Dall’altro lato, la “minaccia” di Sacconi sull’eventuale soppressione delle agevolazioni fiscali – nel caso in cui le parti sociali eludano l’intesa nella parte relativa alla contrattazione decentrata – ha costretto i leader sindacali ad intervenire sull’argomento prima dell’inizio delle trattative sui rinnovi. Il pericolo elusione non è da sottovalutare, come pure ha sottolineato qualche giorno fa Oscar Giannino su Chicago Blog. In particolare, per l’ex direttore di Libero Mercato, migliaia di aziende in difficoltà “potrebbero voler interpretare la contrattazione decentrata innanzitutto alla luce della clausola 16 apposta all’Intesa di gennaio”, vale a dire la misura straordinaria anti-crisi che consente contratti aziendali in deroga dai minimi nazionali di categoria, appunto per fronteggiare difficoltà produttive e occupazionali. Insomma, una soluzione forse utile ma di assoluta retroguardia.

Alle parole del ministro, mentre la Cgil continuava a sbraitare, Cisl e Uil hanno colto la palla al balzo e immediatamente rilanciato: siamo d’accordo ad un più robusto decentramento della contrattazione ma a condizione che il Governo azzeri la tassazione sul salario variabile. E’ una posizione comprensibile quella di Bonanni e Angeletti, interessati a massimizzare i benefici per i lavoratori. Ma quella dei due segretari confederali è una risposta che dovrebbe far riflettere Sacconi. Anzi, dovrebbe far svegliare lui e qualche altro membro del Governo da un’illusione: quella di poter fare riforme a costo zero o comunque a basso costo.

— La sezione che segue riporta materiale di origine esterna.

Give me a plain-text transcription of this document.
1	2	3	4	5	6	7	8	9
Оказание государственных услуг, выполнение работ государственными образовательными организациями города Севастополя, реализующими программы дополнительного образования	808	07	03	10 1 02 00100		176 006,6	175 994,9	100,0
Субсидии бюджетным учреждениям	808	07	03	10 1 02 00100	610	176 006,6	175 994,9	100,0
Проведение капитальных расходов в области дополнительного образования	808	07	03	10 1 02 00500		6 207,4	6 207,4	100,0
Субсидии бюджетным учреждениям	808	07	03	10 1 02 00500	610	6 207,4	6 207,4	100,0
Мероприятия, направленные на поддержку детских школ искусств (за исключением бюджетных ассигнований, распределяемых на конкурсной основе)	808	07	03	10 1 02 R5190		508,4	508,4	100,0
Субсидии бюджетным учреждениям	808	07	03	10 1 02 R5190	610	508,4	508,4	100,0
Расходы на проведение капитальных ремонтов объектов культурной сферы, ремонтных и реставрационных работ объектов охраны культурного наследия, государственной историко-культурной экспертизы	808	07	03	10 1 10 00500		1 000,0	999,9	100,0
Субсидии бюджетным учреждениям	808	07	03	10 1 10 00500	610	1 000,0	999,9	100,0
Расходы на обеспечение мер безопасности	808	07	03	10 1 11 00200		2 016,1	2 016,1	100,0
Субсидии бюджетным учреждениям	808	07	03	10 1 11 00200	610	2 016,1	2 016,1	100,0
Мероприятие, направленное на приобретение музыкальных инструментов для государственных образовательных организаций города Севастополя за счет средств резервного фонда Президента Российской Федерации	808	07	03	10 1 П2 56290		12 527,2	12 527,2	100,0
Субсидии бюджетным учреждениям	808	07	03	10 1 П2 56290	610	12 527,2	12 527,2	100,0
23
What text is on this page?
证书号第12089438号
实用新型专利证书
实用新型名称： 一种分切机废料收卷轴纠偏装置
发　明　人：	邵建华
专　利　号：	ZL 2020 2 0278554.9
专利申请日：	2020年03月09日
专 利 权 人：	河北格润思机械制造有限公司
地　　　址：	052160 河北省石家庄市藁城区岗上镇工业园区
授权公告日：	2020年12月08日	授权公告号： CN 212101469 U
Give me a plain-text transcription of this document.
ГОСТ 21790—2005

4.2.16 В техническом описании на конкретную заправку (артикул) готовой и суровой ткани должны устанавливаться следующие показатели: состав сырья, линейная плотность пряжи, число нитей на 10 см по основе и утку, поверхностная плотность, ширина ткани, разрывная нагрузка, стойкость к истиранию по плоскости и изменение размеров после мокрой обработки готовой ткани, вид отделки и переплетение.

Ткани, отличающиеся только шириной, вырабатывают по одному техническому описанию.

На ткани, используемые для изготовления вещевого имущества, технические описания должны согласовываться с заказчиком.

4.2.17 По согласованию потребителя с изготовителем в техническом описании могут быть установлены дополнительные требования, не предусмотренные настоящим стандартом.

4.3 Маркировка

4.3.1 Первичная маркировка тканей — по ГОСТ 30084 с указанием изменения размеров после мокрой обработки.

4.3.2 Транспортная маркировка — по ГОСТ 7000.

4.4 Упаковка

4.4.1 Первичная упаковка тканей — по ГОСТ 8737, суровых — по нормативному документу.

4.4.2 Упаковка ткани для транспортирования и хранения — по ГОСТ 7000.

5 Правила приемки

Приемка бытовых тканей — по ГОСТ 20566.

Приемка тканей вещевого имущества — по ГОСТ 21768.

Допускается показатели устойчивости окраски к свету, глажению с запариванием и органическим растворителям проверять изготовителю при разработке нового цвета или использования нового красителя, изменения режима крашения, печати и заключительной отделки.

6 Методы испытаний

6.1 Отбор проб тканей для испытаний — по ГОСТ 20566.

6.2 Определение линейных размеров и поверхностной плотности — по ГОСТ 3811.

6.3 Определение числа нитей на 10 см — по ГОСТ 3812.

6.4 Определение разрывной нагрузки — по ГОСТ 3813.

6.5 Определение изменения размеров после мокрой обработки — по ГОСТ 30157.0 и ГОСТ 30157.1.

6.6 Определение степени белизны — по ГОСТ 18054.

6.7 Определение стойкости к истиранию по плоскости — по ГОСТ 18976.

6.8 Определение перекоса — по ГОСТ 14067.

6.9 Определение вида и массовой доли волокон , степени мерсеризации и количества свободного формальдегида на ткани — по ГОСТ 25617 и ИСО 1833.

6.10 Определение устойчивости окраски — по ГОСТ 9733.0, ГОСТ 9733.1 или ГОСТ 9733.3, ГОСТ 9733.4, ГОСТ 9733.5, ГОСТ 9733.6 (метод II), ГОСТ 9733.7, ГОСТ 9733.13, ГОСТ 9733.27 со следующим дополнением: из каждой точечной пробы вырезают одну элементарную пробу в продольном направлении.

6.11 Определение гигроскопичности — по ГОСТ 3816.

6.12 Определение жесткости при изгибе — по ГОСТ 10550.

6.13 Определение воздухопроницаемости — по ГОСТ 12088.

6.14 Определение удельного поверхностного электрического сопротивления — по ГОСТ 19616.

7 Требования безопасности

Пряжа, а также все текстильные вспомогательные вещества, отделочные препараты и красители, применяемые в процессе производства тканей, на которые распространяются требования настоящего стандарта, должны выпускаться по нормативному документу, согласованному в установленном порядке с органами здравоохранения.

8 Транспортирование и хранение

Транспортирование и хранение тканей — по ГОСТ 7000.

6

La detassazione dei premi di produttività in vigore dal 2008 è un’ottima misura adottata dal Governo Berlusconi, ma non si può pensare che la sua eventuale soppressione possa da sola rappresentare una credibile merce di scambio per l’effettivo decentramento della contrattazione collettiva. Né ci si può illudere sul fatto che l’intesa tra sindacati e Confindustria basti a determinare un cambiamento tanto profondo e sistemico delle relazioni industriali del sistema economico italiano.

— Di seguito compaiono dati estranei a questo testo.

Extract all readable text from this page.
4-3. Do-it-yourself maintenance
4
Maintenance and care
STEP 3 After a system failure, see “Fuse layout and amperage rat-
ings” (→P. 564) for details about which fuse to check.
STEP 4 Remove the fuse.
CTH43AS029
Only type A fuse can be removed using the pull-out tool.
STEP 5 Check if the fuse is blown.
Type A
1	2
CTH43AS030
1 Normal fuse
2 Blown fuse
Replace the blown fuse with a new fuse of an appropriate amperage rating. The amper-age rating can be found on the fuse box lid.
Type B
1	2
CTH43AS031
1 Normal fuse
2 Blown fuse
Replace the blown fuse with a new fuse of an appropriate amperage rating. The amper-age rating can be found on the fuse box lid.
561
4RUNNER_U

Sarà pur vero quel che ha scritto a Ferragosto Giuseppe De Rita sul Corriere della Sera, vale a dire che è illusorio credere nelle virtù taumaturgiche delle grandi riforme. Ma è difficile pensare che da esse si possa prescindere. Un effettivo decentramento dell’impianto contrattuale italiano passa – direttamente o indirettamente – dalla liberalizzazione del mercato del lavoro e da una modernizzazione del modello della rappresentanza sindacale. Così come il generale miglioramento delle condizioni economiche dei lavoratori dipendenti italiani passa dal rilancio dell’economia, e cioè dalle liberalizzazioni (a partire dai servizi pubblici locali e dalle libere professioni), dalla riduzione della pressione fiscale, dall’ammodernamento del sistema del welfare.

Nessuna di queste riforme è facile da attuare, politicamente e socialmente. E’ ora che il Governo decida se giocare alla sopravvivenza o provare a rilanciare le sorti del Paese.